We ran over hay bales which didn’t make for a flat obstacle and at the end, I slipped into a hole in the mud and lost my footing, the boys did not let go of me and pulled me out of the mud with true camaraderie right there. I ran and finished the Chicago TM as a team with the most amazing elite runners by my side. Joe and Andy are the best! I was overwhelmed by the support. They remained by my side in true spirit of Tough Mudder.
They realized I had reached the finish, happy tears for the fact that Joe and Andy did not leave my side no matter how slow I was, and sad tears because I had missed Christopher’s team and I wanted to run with his group. I will always remember Joe’s comment “the little engine that could”. I can honestly say I felt that statement as I lost my voice with the sudden onset of laryngitis. At some point during the run, in my mind I made a wish to myself that I wanted to finish and I knew I couldn’t do it on my own because of my condition. I am grateful for the outstanding support from many Mudders along the course.

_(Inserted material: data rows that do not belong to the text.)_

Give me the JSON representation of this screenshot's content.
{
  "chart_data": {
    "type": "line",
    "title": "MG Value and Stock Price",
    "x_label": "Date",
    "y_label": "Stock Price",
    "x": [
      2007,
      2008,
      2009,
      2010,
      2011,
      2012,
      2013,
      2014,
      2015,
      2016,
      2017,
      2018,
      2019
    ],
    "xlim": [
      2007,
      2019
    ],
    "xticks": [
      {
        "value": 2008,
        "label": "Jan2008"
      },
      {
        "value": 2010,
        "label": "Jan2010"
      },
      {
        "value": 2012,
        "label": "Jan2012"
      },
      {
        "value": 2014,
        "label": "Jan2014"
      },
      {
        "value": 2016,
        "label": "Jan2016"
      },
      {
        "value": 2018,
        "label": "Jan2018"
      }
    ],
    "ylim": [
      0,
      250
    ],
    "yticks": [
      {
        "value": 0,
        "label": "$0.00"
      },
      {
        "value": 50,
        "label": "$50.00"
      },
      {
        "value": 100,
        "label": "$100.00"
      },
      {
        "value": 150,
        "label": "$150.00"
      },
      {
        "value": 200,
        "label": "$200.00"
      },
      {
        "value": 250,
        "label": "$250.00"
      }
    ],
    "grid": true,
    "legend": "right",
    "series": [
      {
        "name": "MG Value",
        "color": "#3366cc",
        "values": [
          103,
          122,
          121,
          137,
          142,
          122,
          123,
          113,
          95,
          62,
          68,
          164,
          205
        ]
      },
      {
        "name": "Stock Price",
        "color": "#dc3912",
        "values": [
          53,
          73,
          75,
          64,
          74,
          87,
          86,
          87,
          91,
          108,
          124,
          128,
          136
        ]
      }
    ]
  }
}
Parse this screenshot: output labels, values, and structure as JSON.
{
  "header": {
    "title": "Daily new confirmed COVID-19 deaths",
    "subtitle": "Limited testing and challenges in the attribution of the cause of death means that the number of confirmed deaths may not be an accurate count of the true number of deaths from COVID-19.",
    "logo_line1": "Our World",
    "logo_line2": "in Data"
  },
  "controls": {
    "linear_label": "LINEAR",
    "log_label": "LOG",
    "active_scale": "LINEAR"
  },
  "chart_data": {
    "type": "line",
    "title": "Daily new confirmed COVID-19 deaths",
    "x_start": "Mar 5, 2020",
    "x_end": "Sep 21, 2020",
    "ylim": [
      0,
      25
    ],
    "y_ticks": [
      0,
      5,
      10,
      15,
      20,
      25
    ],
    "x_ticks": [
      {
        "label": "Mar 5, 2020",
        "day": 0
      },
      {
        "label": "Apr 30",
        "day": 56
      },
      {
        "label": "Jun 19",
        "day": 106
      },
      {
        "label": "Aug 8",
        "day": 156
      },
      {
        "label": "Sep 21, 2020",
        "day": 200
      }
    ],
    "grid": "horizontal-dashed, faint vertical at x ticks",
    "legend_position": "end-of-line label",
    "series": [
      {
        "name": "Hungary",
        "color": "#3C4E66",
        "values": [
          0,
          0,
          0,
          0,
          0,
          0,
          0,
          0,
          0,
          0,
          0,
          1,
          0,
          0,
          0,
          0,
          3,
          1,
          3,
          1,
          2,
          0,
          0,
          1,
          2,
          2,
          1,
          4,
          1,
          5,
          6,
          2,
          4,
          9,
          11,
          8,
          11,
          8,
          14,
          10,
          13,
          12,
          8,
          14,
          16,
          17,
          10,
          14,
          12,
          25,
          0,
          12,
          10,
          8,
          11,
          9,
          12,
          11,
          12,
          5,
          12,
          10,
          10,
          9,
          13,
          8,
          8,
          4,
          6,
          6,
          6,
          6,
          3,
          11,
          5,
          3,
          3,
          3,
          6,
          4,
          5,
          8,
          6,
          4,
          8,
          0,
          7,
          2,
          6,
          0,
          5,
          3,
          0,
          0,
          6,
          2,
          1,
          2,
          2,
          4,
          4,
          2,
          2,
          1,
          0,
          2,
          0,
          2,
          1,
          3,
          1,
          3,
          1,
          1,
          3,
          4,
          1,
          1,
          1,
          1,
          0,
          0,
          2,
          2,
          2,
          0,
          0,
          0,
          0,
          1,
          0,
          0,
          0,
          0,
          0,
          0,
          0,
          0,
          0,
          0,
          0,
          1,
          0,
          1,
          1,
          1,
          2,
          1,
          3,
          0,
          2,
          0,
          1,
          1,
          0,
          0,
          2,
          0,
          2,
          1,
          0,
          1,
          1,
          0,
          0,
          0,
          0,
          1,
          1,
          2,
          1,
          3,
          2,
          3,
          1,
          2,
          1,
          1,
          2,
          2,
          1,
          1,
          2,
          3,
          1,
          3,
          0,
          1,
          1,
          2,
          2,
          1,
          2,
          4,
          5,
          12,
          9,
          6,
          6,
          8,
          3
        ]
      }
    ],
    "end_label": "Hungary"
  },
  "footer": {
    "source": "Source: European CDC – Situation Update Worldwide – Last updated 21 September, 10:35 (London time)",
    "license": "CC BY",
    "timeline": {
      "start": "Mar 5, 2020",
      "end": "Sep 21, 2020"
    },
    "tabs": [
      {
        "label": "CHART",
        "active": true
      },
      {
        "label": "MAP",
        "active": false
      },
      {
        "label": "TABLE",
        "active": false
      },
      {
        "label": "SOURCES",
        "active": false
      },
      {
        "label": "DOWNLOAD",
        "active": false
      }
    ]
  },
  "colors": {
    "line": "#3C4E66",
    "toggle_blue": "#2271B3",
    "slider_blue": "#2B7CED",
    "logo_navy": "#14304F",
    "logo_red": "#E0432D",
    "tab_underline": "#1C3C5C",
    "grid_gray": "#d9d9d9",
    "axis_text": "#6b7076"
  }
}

I felt proud I had finished 20 obstacles in 10.1 miles. For a moment I could have pulled out BUT there were great rewards beyond the orange headband and a free beer. The extras are the great memories, meeting new Mudders who have become friends and feeling proud to have accomplished a Tough Mudder. It was excitement and a grand feeling when that orange headband was being placed on my head. The sudden feeling of pain did not become the center of my focus the laughter and smiles and hearing people congratulate you, high fives which become the replays of memories in my mind. When are you signing up? It’s an investment!